Remembering Katrina: Lessons 10 Years Later

I’ve spent a good part of my summer blog posts talking about the different “families” I’m lucky enough to have in my life. I met Herb as part of J’s “Rampage family” this summer. We were sitting at the Saloon in Webster City having dinner after a game, and as people often do when they are meeting new people, I asked where he was from. The conversation went something like this:

Me: So where are you from?
Herb: New Orleans.
Me: Oh, what brought you to Iowa?
Herb: Katrina.
Me: ….

I’ll admit, I am often guilty of the news media trend in which we “forget” about events after the next new thing comes along. That conversation (although brief) stuck with me, so in a later conversation when Herb mentioned the 10 year anniversary of the storm approaching, I jumped at the chance to write about it.

Born in New Orleans, calling the downtown area home through high school, Herb was just returning from a leadership training camp in August 2005 as Katrina approached. Aware of the storm, but not really following the media coverage (how many teenage boys do?), it sort of caught him by surprise. With not a lot of warning, and very inconsistent weather reports, where the storm flip-flopped from a category 3 to a category 4 and back again, his family decided to stay in their home to ride it out.

250mph winds.
Broken levees.
         Over 1,000 lives lost.
                      Billions of dollars in damage.

Herb and his family, like many who survived the ordeal, looked for safety in the Superdome. We all remember the stories that came out of the Superdome at the time – Herb called this space home for 5 days.

Leaving the destruction behind, thousands of people looked to relocate. Herb ended up in Pella. I imagine relocating from a Katrina stricken New Orleans to Pella, Iowa was a bit of a culture shock, but he did know people there. In fact, they had visited him in New Orleans prior to Katrina, and were connected through church. He told me, “[the] best part was having people in Iowa who cared enough to get us a house to live in in the midst of the turmoil. The worst part [was] being called refugees in our own country.”

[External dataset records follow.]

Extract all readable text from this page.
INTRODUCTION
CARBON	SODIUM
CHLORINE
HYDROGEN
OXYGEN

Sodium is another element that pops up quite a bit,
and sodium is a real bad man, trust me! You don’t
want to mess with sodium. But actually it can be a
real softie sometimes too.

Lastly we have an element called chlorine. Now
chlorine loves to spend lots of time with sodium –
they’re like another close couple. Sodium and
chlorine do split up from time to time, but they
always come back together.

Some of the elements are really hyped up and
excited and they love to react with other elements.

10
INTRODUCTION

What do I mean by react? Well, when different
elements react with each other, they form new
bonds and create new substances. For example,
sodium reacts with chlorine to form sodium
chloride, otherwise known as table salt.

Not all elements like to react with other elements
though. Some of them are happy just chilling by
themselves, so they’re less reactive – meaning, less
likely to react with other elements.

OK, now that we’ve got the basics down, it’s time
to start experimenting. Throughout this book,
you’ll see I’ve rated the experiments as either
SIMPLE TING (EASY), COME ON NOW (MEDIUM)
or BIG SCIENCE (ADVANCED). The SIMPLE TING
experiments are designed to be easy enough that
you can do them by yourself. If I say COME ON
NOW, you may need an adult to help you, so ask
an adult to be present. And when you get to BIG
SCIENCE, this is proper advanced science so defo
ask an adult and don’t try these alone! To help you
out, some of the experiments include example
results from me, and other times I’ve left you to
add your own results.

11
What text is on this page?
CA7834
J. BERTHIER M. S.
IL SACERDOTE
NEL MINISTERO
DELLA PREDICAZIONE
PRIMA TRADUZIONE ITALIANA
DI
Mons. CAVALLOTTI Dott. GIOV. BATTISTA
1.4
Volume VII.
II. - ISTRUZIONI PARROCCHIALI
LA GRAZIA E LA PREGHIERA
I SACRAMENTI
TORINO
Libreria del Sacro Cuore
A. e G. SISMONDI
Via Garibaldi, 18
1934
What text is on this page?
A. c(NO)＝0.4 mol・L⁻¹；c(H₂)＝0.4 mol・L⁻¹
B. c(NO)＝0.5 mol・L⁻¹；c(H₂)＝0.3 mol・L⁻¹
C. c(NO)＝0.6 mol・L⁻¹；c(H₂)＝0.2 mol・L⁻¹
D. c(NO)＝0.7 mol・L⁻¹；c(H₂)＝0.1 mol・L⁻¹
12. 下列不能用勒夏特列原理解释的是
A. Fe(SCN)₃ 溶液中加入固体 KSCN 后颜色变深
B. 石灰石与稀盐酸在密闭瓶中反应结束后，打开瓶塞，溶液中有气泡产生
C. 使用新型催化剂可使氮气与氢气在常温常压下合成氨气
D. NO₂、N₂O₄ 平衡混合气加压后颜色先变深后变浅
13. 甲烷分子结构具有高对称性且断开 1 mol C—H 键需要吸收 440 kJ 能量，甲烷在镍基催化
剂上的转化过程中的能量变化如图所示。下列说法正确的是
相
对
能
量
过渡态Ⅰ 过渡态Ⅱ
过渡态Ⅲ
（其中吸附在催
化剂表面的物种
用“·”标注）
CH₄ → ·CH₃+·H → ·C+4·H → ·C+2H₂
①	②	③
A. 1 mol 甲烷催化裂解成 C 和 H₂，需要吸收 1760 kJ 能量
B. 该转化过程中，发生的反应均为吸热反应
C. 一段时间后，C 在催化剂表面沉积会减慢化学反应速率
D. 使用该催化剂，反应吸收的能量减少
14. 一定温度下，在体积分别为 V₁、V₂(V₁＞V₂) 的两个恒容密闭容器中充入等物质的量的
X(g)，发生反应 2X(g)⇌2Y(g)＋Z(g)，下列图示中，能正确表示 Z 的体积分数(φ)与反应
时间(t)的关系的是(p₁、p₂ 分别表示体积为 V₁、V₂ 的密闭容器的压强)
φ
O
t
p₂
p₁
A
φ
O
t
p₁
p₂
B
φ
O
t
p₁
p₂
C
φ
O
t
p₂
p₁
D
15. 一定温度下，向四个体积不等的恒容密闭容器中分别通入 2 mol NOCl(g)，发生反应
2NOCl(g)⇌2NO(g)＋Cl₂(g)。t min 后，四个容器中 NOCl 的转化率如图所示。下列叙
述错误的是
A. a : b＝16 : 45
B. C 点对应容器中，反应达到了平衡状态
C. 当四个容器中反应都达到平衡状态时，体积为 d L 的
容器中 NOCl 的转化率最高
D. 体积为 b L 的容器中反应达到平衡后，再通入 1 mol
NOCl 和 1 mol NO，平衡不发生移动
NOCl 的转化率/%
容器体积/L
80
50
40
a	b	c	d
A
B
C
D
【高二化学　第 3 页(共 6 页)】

While it has taken some time, he says the city is coming back. Though he has no plans to visit during hurricane season, he says the community is coming back as well. The rich traditions and heritage of the city live on, but with a new flavor.

For me, the story is a reminder that home and family are what you make of them. You don’t have to be related to be family, and you don’t have to be born somewhere to call it home. For Herb, his church family became a bright spot under tragic circumstances, and Iowa became home. You can't choose, or even know, what kind of events will impact your life forever, but you can choose the people that will impact your life. 

Thank you, Herb, for letting me
tell this story.

*A few notes...
1. I am humbled to have had the opportunity to tell this story. Never before have I had the opportunity to write about something so personal to someone else.
2. I truly wanted to tell a story of strength and family, not dwelling on the past.
3. In no way do I want to discount the story of Mississippi 10 years later.


  1. How inspirational! I can't imagine what Herb went through, but what an amazing young man. Thank you for sharing his story with us!

  2. What a wonderful story you were able to tell. Thank you for sharing it so well!!!

  3. Loved this post. I'm so happy that you took time to listen to Herb so we all could hear a little about his story. Thanks for sharing.